第82話 ルーティーン 前編

 2030年2月28日



「校長! なぜあの男がここに居るのですか!」


 教頭が私に向かって叫んでいる。


 当然と言えば、当然だ。


「毒を以て毒を制す。という所かしらね」


「何が毒なのですか!? ただ毒を入れただけでは!? そもそもキュルスが居なくなったのはあの男が関係しているのでは!?」


「それは考えすぎでしょう……なによりあの男のステータスはキュルス以下です。ただあの子を指導できる人が居ないのです。
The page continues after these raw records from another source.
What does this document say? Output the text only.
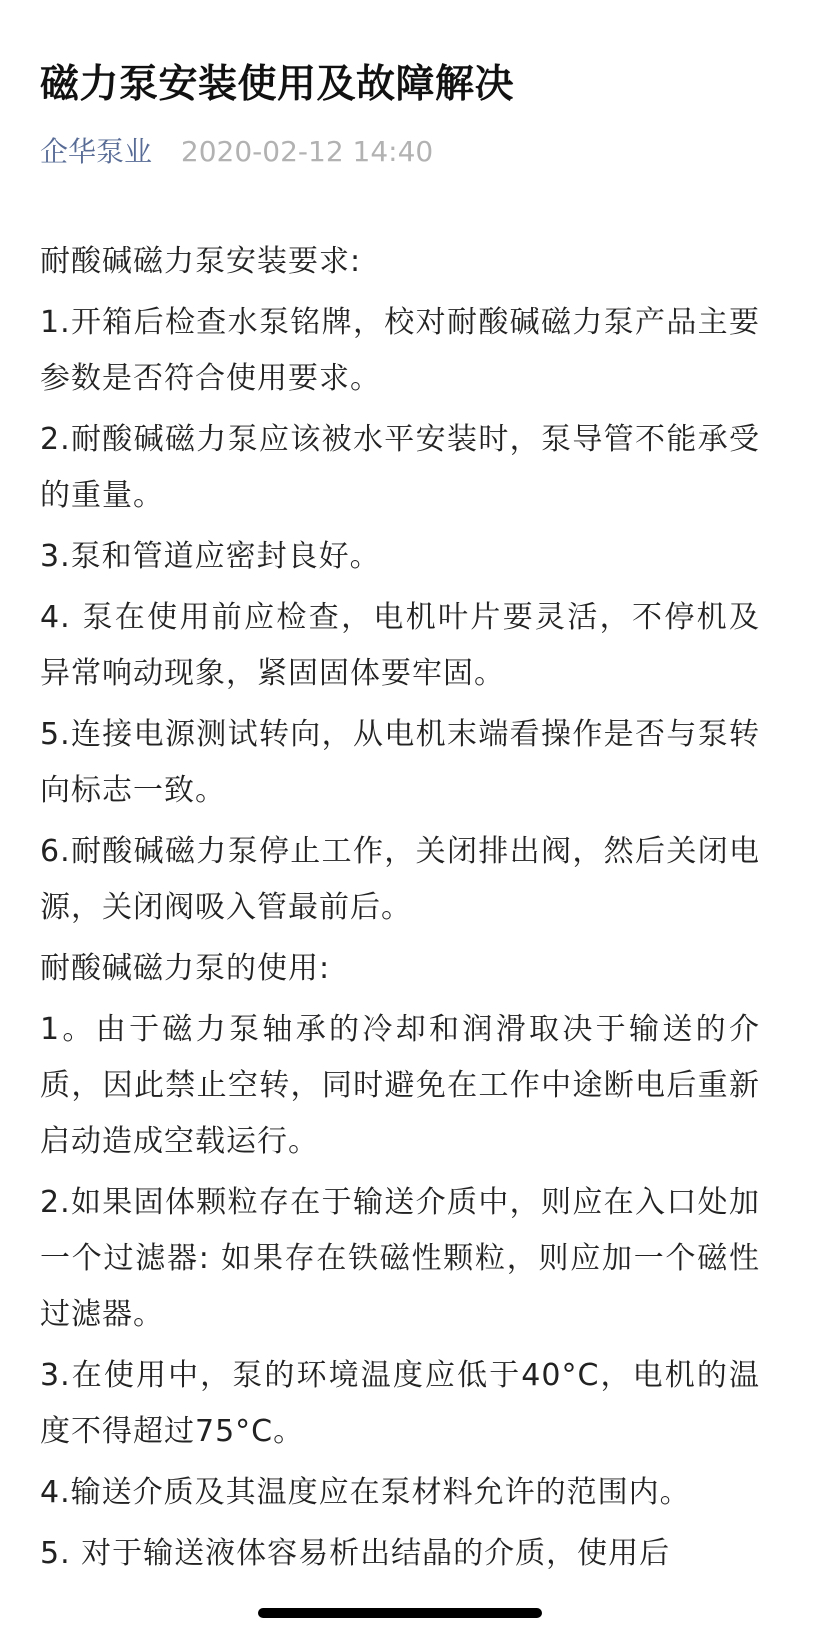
磁力泵安装使用及故障解决
企华泵业 2020-02-12 14:40

耐酸碱磁力泵安装要求:

1.开箱后检查水泵铭牌，校对耐酸碱磁力泵产品主要参数是否符合使用要求。

2.耐酸碱磁力泵应该被水平安装时，泵导管不能承受的重量。

3.泵和管道应密封良好。

4. 泵在使用前应检查，电机叶片要灵活，不停机及异常响动现象，紧固固体要牢固。

5.连接电源测试转向，从电机末端看操作是否与泵转向标志一致。

6.耐酸碱磁力泵停止工作，关闭排出阀，然后关闭电源，关闭阀吸入管最前后。

耐酸碱磁力泵的使用:

1。由于磁力泵轴承的冷却和润滑取决于输送的介质，因此禁止空转，同时避免在工作中途断电后重新启动造成空载运行。

2.如果固体颗粒存在于输送介质中，则应在入口处加一个过滤器: 如果存在铁磁性颗粒，则应加一个磁性过滤器。

3.在使用中，泵的环境温度应低于40°C，电机的温度不得超过75°C。

4.输送介质及其温度应在泵材料允许的范围内。

5. 对于输送液体容易析出结晶的介质，使用后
教頭は彼の成長を止めろと言うのですか?」


「指導ってまさか……キュルスの代わりにSクラスを? 成長が止まっていい訳はありませんが……危険すぎます! あれはただの毒ではありません」


「3月1日からSクラスの副担任となります。教頭先生。協力して頂けませんか?」


「するわけありません! 私は警告しましたからね!」


 教頭はいつもこうだ……もう教頭に魔眼の効果があまりない……魔眼をかけすぎて耐性が出来てしまっているのだ。
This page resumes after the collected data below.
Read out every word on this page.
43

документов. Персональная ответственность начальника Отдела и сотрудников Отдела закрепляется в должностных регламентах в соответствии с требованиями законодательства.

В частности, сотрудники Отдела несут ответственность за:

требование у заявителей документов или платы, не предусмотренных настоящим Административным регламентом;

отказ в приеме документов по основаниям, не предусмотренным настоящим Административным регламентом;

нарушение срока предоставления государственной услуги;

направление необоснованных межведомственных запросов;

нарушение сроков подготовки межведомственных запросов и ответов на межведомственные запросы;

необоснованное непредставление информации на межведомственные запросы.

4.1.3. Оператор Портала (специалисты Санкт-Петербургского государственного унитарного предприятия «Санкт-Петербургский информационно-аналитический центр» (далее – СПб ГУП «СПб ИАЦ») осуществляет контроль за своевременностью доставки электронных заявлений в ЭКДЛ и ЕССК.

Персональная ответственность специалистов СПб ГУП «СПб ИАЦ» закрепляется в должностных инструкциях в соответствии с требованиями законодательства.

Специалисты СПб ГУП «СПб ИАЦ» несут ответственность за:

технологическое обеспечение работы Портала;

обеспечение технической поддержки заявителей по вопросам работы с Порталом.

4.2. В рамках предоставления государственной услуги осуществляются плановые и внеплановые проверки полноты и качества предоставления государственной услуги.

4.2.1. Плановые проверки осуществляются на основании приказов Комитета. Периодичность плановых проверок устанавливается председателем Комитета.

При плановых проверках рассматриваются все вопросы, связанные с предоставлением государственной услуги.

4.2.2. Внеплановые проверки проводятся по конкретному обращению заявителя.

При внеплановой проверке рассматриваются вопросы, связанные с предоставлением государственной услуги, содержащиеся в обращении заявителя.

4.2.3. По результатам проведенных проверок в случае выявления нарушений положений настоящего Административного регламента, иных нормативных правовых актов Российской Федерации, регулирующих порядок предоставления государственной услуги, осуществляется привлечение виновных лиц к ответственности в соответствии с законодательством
 今回の教頭は3年だったか……いい教頭だったが、仕方ない……



 教頭がリスター帝国学校から姿を消したのは1週間後のことだった。



 ☆☆☆


 2030年3月1日


 新入生闘技大会が終わってから俺の生活ルーティーンが決まってきた。


 まず10歳を超えてから俺の体質が変わった。


 MPを枯渇させれば何度でも最大MPが増えていたのだが、1日1ずつしかMPが増えなくなった。


 それにより俺の睡眠時間は1日3時間と固定された。


 この体はMPを枯渇させてから起きれば疲れも全て無くなっているのだ。



 俺の朝は早い。


 3:00に起床してまずランニング。


 1時間で20km走ってから、次は筋トレだ。


 土魔法で作った筋トレ器具で体を苛めまくる。


 6:00まで筋トレをした後にシャワーを浴びてから食堂にご飯を食べに行く。



 この世界にあまり朝風呂、朝シャンという文化はないらしくいつもいい匂いがすると男女問わずに言われるのは朝風呂、朝シャンをするからかもしれない。
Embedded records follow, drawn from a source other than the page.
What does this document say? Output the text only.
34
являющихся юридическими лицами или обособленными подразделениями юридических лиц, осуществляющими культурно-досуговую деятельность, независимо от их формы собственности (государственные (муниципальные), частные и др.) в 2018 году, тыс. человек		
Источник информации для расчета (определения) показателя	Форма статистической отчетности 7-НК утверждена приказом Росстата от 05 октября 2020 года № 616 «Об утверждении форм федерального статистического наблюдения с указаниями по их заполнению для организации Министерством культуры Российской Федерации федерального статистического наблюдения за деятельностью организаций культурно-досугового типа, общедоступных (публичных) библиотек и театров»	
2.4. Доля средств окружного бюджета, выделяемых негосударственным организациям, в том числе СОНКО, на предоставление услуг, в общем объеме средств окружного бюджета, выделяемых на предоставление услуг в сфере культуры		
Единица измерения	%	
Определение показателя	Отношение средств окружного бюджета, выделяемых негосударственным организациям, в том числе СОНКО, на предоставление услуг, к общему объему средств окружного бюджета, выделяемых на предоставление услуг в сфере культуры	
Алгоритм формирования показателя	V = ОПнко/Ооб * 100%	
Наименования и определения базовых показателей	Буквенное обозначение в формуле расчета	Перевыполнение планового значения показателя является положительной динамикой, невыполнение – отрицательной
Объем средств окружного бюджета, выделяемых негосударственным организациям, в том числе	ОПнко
 まぁハーレムパーティを率いている以上身だしなみには気を付けないとね。



 寮から学校までは普通に歩いて15分くらいだ。


 あまりにも大きい敷地なので結構時間がかかる。


 朝のホームルームは8:00からなのだが俺は少し早歩きをして7時10分くらいに着くようにする。



 学校に早く着くと俺は生徒会室に顔を出すことが多い。


 アイクに生徒会に入るように言われており、4月から生徒会に入るだからだ。


 本来であれば風紀委員みたいなポジションをとアイクに言われていたのだが、他の生徒会の人がハーレムパーティの主が風紀委員は無いだろうとの事で、当面はアイクの後ろにいつもいる金魚のフンみたいなことをする予定なのだ。



 他の生徒たちは7:45くらいに教室に着く。


 エリーとミーシャだけはいつもギリギリで髪の毛が乱れたまま登校というのも珍しくはない。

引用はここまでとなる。